L'histoire Après avoir supprimé l’épouse adultère de son patron sur les ordres de celui-ci, Kyoji, un jeune cuisinier japonais, part se faire oublier en Thaïlande. Sur le bateau qui l’emmène à Phuket, il rencontre Noi, belle jeune femme mystérieuse, qui voyage avec son bébé.

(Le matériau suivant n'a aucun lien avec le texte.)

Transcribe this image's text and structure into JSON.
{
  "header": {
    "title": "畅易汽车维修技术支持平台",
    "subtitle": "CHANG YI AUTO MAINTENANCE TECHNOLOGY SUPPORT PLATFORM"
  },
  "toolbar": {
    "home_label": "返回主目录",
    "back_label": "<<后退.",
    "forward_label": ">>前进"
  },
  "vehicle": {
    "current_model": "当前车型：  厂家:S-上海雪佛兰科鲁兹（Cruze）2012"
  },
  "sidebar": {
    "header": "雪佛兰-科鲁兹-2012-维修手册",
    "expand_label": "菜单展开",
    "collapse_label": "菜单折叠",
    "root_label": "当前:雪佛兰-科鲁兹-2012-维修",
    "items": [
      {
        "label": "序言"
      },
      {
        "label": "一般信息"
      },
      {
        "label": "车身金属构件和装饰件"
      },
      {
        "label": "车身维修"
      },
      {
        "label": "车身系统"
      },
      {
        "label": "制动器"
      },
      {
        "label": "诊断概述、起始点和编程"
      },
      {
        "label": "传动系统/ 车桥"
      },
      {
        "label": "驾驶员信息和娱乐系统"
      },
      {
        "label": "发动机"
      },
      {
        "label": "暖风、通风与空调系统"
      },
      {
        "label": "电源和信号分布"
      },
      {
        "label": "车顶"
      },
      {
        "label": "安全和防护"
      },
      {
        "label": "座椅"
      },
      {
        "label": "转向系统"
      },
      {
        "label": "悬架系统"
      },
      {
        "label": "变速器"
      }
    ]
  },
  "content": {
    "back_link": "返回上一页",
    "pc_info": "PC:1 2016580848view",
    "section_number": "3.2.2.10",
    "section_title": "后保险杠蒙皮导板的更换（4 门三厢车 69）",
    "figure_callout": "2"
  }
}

Il s’aperçoit bientôt qu’il est suivi et comprend qu’on cherche à l’éliminer…
Critique artistiqueAprès le passage à vide des années 90, l’industrie cinématographique Thaïlandaise ne produisait plus qu’une poignée de films alors qu’elle avait connu un premier âge d’or à la fin des années 70, époque faste où sont produits plus de 200 films par an soit une production pratiquement équivalente à celle de la France en 2006. Le cinéma Thaïlandais de ces dernières années se veut diversifier avec le succès de
Tony Jaa dans
Ong-Bak (2003) ou Born to fight (2004), la palme d’or au festival de Cannes 2004 de
Apichatpong Weerasethakul pour
Tropical Malady (son dernier film Syndromes and a Century (2007) est dors et déjà censuré), les films d’horreur des frères
Danny et Oxide Pang (
Bangkok dangerous (2000), Ab-normal Beauty (2004)), l’invention visuelle de Wisit Sasanatieng dans Citizen Dog ou le western romantico-kitsch Les larmes du tigre noir et le cinéma d’auteur de Pen-ek Ratanaruang dans Monrak transistor (2001), Last life in the universe(2003) et le récent Vagues invisibles (2005). Du film d’auteur au cinéma commercial, des personnalités majeures du nouveau cinéma thaïlandais telles que Nonzee Nimibutr (producteur de Bangkok Dangerous et réalisateur du sulfureux Jan Dara), Tanit Jitnukul (réalisateur du drame historico-barbare Bang Rajan) ou Youngyooth Thongkonthun (réalisateur de la comédie sportive et travestie Satree Lek – The iron Ladies) montrent la voie d’un nouveau cinéma thaïlandais qui donne leur chance à des réalisateurs comme
Yuthlert Sippapak (
Killer Tatoo (2001)), Banjong Pisanthanakun & Parkpoom Wongpoom (Shutter).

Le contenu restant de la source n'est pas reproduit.